The U.N. chief noted that Syria and seven other nations still had not signed the convention.
“I have expressed grave concern with statements made by representatives of the Syrian government about the existence of chemical weapons and their possible use,” Ban stressed.
In an interview with Beirut-based al-Mayadeen TV, Syrian Foreign Minister Walid Muallem accused the United States of seeking a pretext to attack Syria, comparing the tactic to those that preceded the 2003 U.S.-led invasion of Iraq.
“It is a myth they invented to launch a campaign against Syria like they did in Iraq,” he said.
A U.S.-led coalition invaded Iraq in March 2003, accusing Saddam Hussein of possessing weapons of mass destruction. No such weapons were ever found.
NATO chief Anders Fogh Rasmussen said on Monday that Syria’s chemical weapon stockpiles were a “great concern” but the solution to the conflict remained political, not military.
Heavy fighting
Meanwhile, shelling and air raids killed scores of Syrian civilians, including children, on Monday, a watchdog said, while rebels and loyalists fought close-quarter battles in Aleppo’s main souk.
The Syrian Observatory for Human Rights reported shelling in the provinces of Hama, Deraa and Homs.
In a video released by activists from Salqeen, a number of the apparent air strike victims are seen piled in the back of a pick-up truck, their bodies charred black with limbs torn off.
In Aleppo, an AFP correspondent said rebels and regular soldiers traded fierce machinegun fire in and around the historic souk, which reverberated across the centuries-old UNESCO-listed covered market.
The fighting, which took place in an area of the souk facing Aleppo’s ancient citadel, came after parts of the market were ravaged by a fire, sparked by fighting, on Friday night and Saturday.
Traders told AFP that the army had no presence inside the souk area, which has been infiltrated by rebels.
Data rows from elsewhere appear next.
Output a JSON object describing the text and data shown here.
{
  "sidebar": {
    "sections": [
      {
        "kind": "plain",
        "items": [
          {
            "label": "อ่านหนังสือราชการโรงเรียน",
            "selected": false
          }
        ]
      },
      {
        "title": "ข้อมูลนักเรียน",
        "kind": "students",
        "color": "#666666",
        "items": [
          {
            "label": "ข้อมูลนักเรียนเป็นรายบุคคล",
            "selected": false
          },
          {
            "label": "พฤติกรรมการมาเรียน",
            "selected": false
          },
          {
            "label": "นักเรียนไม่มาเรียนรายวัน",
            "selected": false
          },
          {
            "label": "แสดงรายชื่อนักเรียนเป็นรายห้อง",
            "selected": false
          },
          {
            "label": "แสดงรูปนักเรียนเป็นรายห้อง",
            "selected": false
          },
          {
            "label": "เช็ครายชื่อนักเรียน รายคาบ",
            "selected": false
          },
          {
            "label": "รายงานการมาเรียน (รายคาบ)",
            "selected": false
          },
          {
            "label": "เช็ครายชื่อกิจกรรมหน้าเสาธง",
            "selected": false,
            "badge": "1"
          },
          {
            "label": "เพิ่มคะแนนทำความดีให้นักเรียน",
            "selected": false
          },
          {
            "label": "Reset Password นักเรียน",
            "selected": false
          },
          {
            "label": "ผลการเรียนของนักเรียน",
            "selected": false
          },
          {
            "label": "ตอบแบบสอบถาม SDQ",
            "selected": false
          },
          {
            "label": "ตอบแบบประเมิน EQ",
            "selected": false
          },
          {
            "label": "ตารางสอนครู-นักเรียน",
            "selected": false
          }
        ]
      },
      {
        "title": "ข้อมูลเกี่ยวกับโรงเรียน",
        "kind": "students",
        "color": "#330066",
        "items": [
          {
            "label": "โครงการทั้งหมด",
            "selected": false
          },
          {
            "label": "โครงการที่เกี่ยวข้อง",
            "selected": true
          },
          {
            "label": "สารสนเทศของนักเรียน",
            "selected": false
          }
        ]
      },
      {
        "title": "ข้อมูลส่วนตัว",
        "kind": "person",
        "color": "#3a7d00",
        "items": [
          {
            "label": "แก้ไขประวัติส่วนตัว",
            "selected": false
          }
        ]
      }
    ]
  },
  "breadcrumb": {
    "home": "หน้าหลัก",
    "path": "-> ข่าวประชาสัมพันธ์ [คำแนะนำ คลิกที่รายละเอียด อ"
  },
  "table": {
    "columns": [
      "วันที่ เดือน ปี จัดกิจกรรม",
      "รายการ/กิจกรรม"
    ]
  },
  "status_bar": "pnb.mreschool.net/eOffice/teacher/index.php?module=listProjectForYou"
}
The regime and rebels blamed each other for damage to the souk.
However, video posted on YouTube by activists showed rebel fighters trying to put out the fire with a water hose. “We are certain that it was regime fire that started the flames,” an anti-regime citizen journalist told AFP.
At least 30,000 people, including more than 2,000 children, have died in the conflict since it erupted in March 2011, according to figures supplied by the Observatory.